Heute Vormittag, ich fuhr bei Sonnenschein übers Land, schwadronierte Herr Ulrich Wickert in unserem schwäbischen SWR1 über sich und die Welt. Natürlich hauptsächlich über sich. Auf das Ergebnis der Bundestagswahl angesprochen, sagte er: „Der Wähler ist äußerst intelligent.“ Als ich das hörte, habe ich sofort den Sender gewechselt. Ich kann dieses Scheißgeschwätz einfach nicht mehr ertragen. Schon gar nicht beim Autofahren. Viel zu gefährlich. Wickerts Gesprächspartner war aber sehr, sehr angetan. Ich, der Souverän, warte nun schon geraume Zeit darauf, dass mir endlich mal einer der Berliner Narzissen erzählt, was sie denn nun endlich zu tun gedenken. Zum Beispiel von wegen der nicht vorhandenen Arbeitsplätze. Lese aber gerade, dass sich die Koalitionsverhandlungen bis Mitte November ziehen werden. Am 11.11. beginnt die neue Karnevalssession, was ja ganz hervorragend zusammengeht. Schließlich hat Berlin inzwischen auch einen Rosenmontagszug. Ach ja, Herr Wickert findet die große Koalition übrigens spannend. Weil da echte „Techniker“ dabei sind. Frau von der Leyen und Frau Schavan beispielsweise. Er hat erklärt, was er damit meint, aber ich hab’s, obwohl ich der Souverän und angeblich „äußerst intelligent“ bin, nicht verstanden.
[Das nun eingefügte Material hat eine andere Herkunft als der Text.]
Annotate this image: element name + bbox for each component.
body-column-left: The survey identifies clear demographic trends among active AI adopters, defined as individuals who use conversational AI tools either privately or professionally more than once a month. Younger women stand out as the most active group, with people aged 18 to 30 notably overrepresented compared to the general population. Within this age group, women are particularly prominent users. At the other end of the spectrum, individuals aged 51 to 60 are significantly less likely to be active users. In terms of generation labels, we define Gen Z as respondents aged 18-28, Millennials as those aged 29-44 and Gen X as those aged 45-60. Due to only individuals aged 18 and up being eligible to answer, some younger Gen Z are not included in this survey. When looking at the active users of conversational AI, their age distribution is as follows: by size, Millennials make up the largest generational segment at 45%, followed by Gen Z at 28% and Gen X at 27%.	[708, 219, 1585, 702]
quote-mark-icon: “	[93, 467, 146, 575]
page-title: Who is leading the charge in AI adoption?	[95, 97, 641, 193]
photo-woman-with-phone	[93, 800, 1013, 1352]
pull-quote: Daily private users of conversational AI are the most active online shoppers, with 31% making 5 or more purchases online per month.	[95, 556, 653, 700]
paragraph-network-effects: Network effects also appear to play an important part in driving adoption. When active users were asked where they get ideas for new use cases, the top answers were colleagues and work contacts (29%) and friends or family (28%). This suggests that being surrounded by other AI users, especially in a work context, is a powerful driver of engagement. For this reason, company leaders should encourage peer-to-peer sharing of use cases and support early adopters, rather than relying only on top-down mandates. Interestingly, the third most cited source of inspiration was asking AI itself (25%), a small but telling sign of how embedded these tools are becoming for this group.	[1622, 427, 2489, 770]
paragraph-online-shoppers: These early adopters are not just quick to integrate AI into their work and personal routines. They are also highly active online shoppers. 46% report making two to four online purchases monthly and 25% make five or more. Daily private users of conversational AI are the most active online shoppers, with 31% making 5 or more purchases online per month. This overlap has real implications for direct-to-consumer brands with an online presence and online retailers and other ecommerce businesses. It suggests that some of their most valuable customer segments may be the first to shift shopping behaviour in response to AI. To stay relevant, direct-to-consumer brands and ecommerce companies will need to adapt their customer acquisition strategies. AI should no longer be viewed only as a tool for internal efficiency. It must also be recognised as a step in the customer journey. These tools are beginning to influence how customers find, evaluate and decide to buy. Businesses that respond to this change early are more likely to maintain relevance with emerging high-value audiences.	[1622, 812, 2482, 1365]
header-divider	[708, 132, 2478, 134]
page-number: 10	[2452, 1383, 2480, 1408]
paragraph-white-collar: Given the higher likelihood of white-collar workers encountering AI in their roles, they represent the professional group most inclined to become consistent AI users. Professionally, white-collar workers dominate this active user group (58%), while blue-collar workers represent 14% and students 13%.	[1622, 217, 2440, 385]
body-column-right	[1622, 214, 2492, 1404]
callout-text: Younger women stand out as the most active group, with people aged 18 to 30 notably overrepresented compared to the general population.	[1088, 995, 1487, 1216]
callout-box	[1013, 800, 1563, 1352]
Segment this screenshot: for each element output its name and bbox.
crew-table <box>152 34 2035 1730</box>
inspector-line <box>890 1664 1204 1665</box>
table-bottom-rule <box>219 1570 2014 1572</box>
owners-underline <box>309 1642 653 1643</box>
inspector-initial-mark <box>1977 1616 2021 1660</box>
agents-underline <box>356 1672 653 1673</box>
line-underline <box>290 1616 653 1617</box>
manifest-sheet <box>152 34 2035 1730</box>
Ich weiß, dies alles hat nix mit Musik zu tun. Aber man muss auch mal über so was ein paar Worte verlieren können. Heute Mittag wieder zuhause angekommen, hab ich meiner Gibson SG eine offene D-Stimmung verpasst, an meinem Gitarrenverstärker die britische Einstellung (alle Regler auf 10) gewählt und mich und meine Nachbarn mit ein wenig herzerfrischendem Death-Metal erfreut. Und dem Nächsten, der mir erzählt, er findet die Große Koalition „spannend“, dem hau’ ich eine rein.